The Yoga-Sutra 3.22, English translation with Commentaries. The Yoga Sutras are an ancient collection of Sanskrit texts dating from 500 BCE dealing with Yoga and Meditation in four books. It deals with topics such as Samadhi (meditative absorption), Sadhana (Yoga practice), Vibhuti (powers or Siddhis), Kaivaly (isolation) and Moksha (liberation).

Sanskrit text, Unicode transliteration and English translation of Sūtra 3.22:

मैत्र्यादिषु बलानि ॥ ३.२२ ॥

maitryādiṣu balāni || 3.22 ||

Maitrī ādiṣu—over friendliness, &c. balāni—the powers.

22. Over friendliness, &c, the powers.—128.

The Sankhya-pravachana commentary of Vyasa

[English translation of the 7th century commentary by Vyāsa called the Sāṅkhya-pravacana, Vyāsabhāṣya or Yogabhāṣya]

[Sanskrit text for commentary available]

Friendliness, compassion and complaisance are three feelings. Of these begets the power of friendliness by habituating the mind through conscious volition to sympathy towards happy beings. He gets the power of compassion by habituating the mind to compassion towards sufferers. He gets the power of complaisance by habituating the mind to complaisance towards the virtuous. By conscious habituating volition comes trance which is Saṃyama. Thereby are born the powers which know of no obstacle in their working.

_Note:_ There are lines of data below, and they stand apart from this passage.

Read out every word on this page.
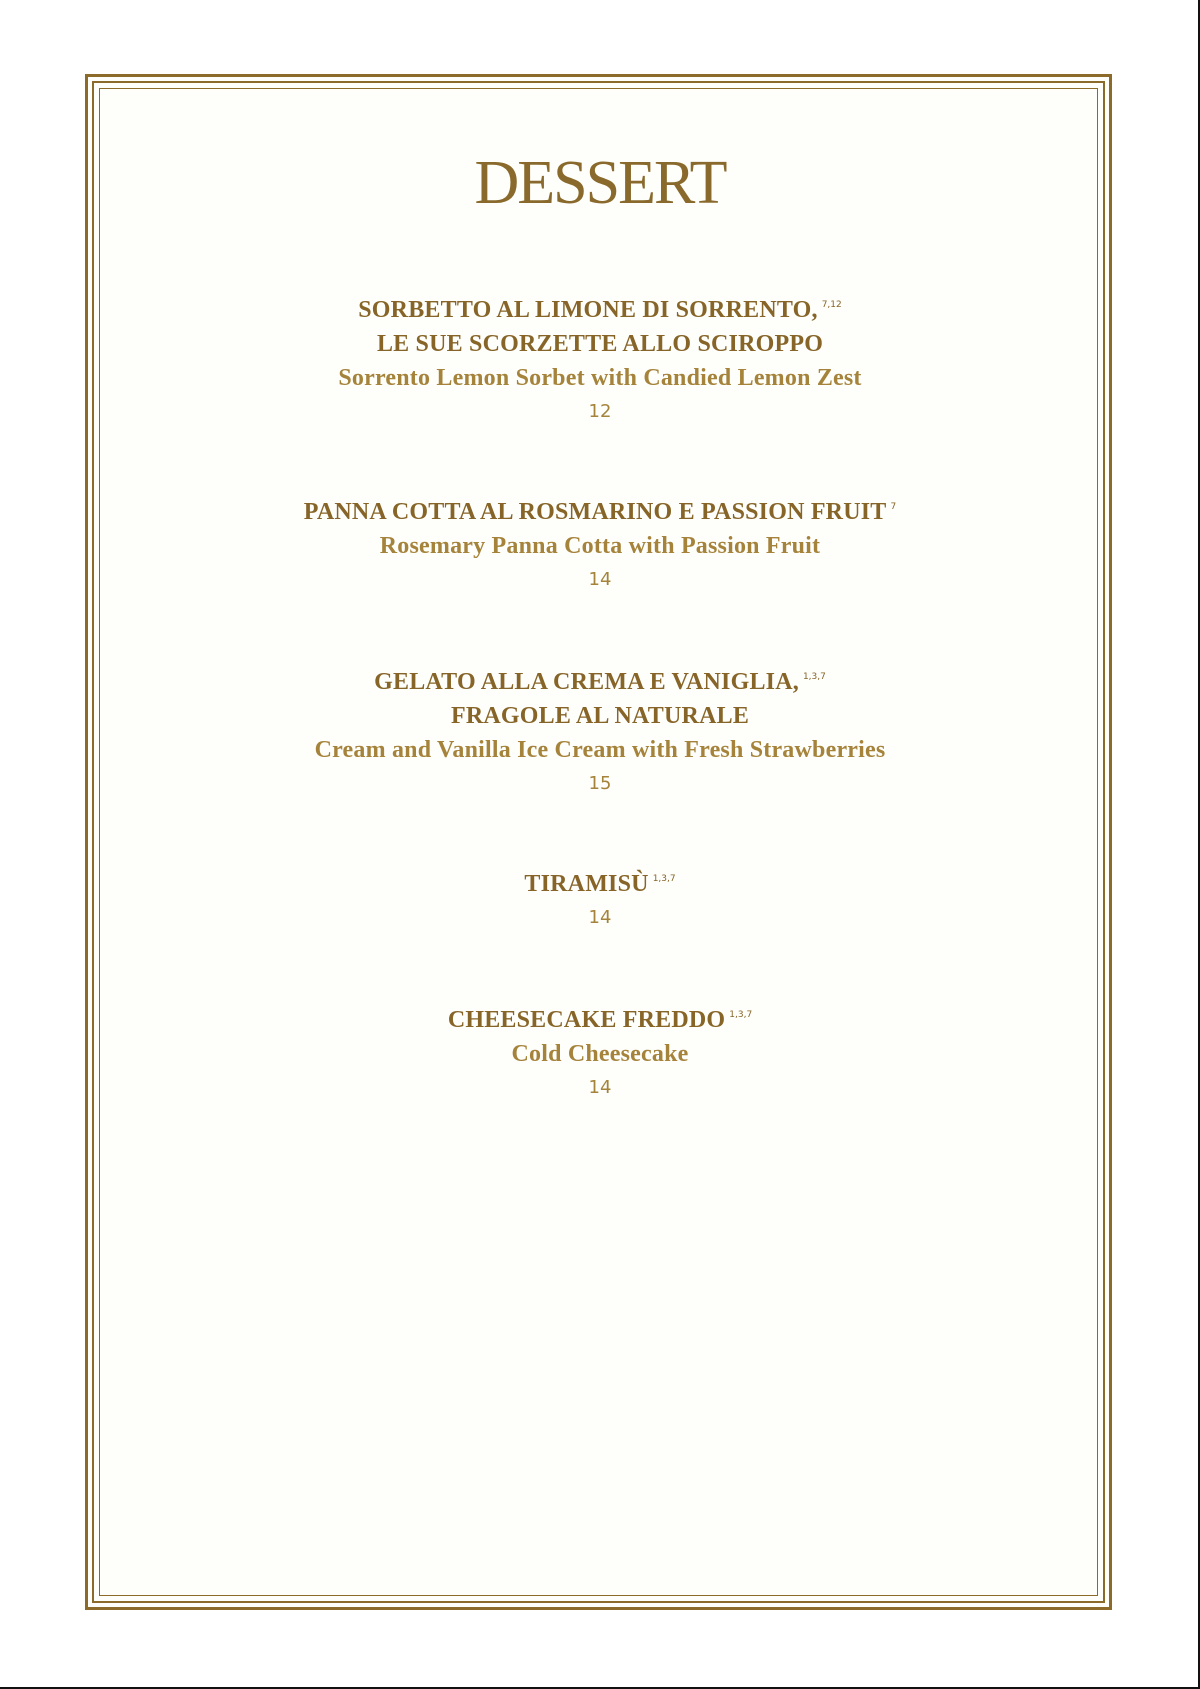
DESSERT
SORBETTO AL LIMONE DI SORRENTO, $^{7,12}$
LE SUE SCORZETTE ALLO SCIROPPO
Sorrento Lemon Sorbet with Candied Lemon Zest
12
PANNA COTTA AL ROSMARINO E PASSION FRUIT $^7$
Rosemary Panna Cotta with Passion Fruit
14
GELATO ALLA CREMA E VANIGLIA, $^{1,3,7}$
FRAGOLE AL NATURALE
Cream and Vanilla Ice Cream with Fresh Strawberries
15
TIRAMISÙ $^{1,3,7}$
14
CHEESECAKE FREDDO $^{1,3,7}$
Cold Cheesecake
14
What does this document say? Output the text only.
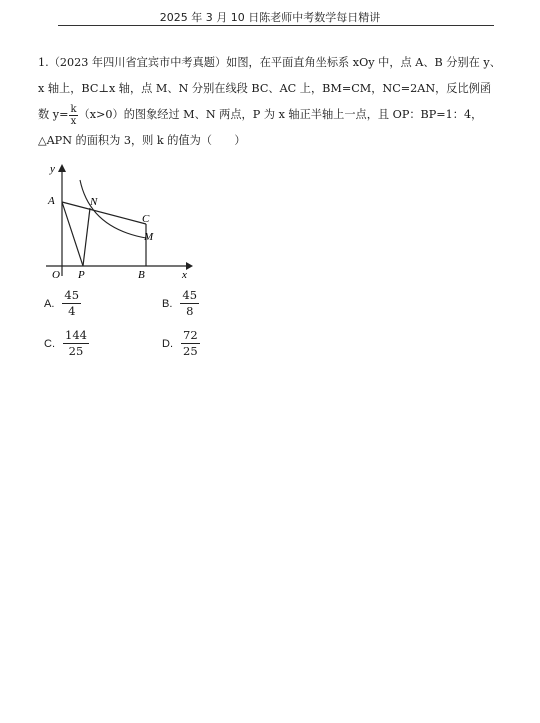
2025 年 3 月 10 日陈老师中考数学每日精讲
1.（2023 年四川省宜宾市中考真题）如图，在平面直角坐标系 xOy 中，点 A、B 分别在 y、
x 轴上，BC⊥x 轴，点 M、N 分别在线段 BC、AC 上，BM=CM，NC=2AN，反比例函
数 $y= \frac{k}{x} (x>0)$的图象经过 M、N 两点，P 为 x 轴正半轴上一点，且 OP：BP=1：4，
△APN 的面积为 3，则 k 的值为（　　）
y
x
A	N
C
M
O P	B
A. $\frac{45}{4}$	B. $\frac{45}{8}$
C. $\frac{144}{25}$	D. $\frac{72}{25}$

It is indifference that is practised towards the sinful, not conscious habitual volition. Hence there is no trance here; and hence by reason of there being no Saṃyama, there is no power of indifference.—128.

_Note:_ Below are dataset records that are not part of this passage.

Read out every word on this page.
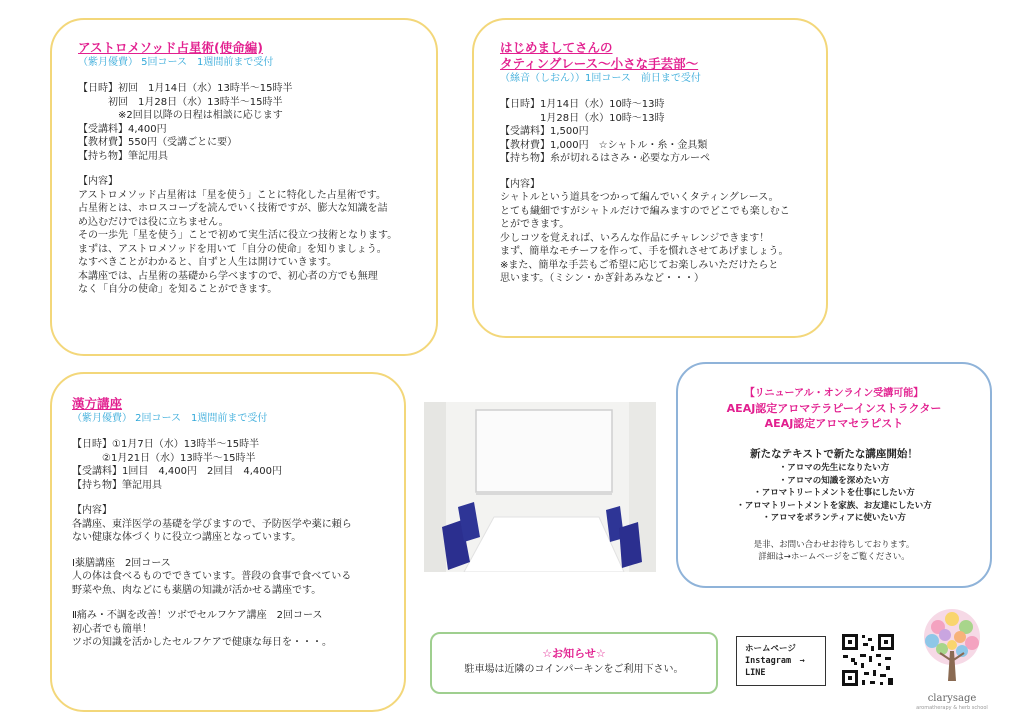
アストロメソッド占星術(使命編)
（紫月優費） 5回コース　1週間前まで受付
【日時】初回　1月14日（水）13時半〜15時半
　　　初回　1月28日（水）13時半〜15時半
　　　　※2回目以降の日程は相談に応じます
【受講料】4,400円
【教材費】550円（受講ごとに要）
【持ち物】筆記用具
【内容】
アストロメソッド占星術は「星を使う」ことに特化した占星術です。
占星術とは、ホロスコープを読んでいく技術ですが、膨大な知識を詰
め込むだけでは役に立ちません。
その一歩先「星を使う」ことで初めて実生活に役立つ技術となります。
まずは、アストロメソッドを用いて「自分の使命」を知りましょう。
なすべきことがわかると、自ずと人生は開けていきます。
本講座では、占星術の基礎から学べますので、初心者の方でも無理
なく「自分の使命」を知ることができます。
はじめましてさんの
タティングレース〜小さな手芸部〜
（絲音（しおん））1回コース　前日まで受付
【日時】1月14日（水）10時〜13時
　　　　1月28日（水）10時〜13時
【受講料】1,500円
【教材費】1,000円　☆シャトル・糸・金具類
【持ち物】糸が切れるはさみ・必要な方ルーペ
【内容】
シャトルという道具をつかって編んでいくタティングレース。
とても繊細ですがシャトルだけで編みますのでどこでも楽しむこ
とができます。
少しコツを覚えれば、いろんな作品にチャレンジできます！
まず、簡単なモチーフを作って、手を慣れさせてあげましょう。
※また、簡単な手芸もご希望に応じてお楽しみいただけたらと
思います。（ミシン・かぎ針あみなど・・・）
漢方講座
（紫月優費） 2回コース　1週間前まで受付
【日時】①1月7日（水）13時半〜15時半
　　　②1月21日（水）13時半〜15時半
【受講料】1回目　4,400円　2回目　4,400円
【持ち物】筆記用具
【内容】
各講座、東洋医学の基礎を学びますので、予防医学や薬に頼ら
ない健康な体づくりに役立つ講座となっています。
Ⅰ薬膳講座　2回コース
人の体は食べるものでできています。普段の食事で食べている
野菜や魚、肉などにも薬膳の知識が活かせる講座です。
Ⅱ痛み・不調を改善！ツボでセルフケア講座　2回コース
初心者でも簡単！
ツボの知識を活かしたセルフケアで健康な毎日を・・・。
【リニューアル・オンライン受講可能】
AEAJ認定アロマテラピーインストラクター
AEAJ認定アロマセラピスト
新たなテキストで新たな講座開始！
・アロマの先生になりたい方
・アロマの知識を深めたい方
・アロマトリートメントを仕事にしたい方
・アロマトリートメントを家族、お友達にしたい方
・アロマをボランティアに使いたい方
是非、お問い合わせお待ちしております。
詳細は→ホームページをご覧ください。
☆お知らせ☆
駐車場は近隣のコインパーキンをご利用下さい。
ホームページ
Instagram　→
LINE
clarysage
aromatherapy & herb school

The Gloss of Vachaspati Mishra

[English translation of the 9th century Tattvavaiśāradī by Vācaspatimiśra]

‘Over friendliness, &c., the powers.’ By the performance of Saṃyama over friendliness, &c., the powers of friendliness, &c., come to him. Of these the power which comes by the practice of the feeling of friendliness, is that by which he can make the whole living world happy, and hence becomes the well-wisher of all.

Similarly, by the power of compassion he lifts suffering creatures out of pain and the causes of pain.

Similarly, by the power of complaisance he becomes just to all the world.

Now the Commentator describes that the conscious practice of habituating volition is the cause of trance, as this will be of use further.

‘By conscious habituating volition comes trance which is Saṃyama.’

Although Saṃyama means concentration, meditation and trance, and not only trance, still because trance is their immediate effect and is, therefore, the chief of the three, therefore the word is used here as applying to the same.

In some places the reading is—

‘Conscious habituating volition is trance.’ There conscious habituating volition and trance would become the causes, i.e., the limbs of Saṃyama taken as whole.

Power (vīrya) is effort. For this reason the man who possesses the power of friendliness, &c., puts forth an effort to render people happy, &c., and his effort is not checked.

Indifference, however, means absence of effort. There can be no volition with respect to that; nor does there exist anything such as happiness, &c., which might thereby be brought into existence.—22.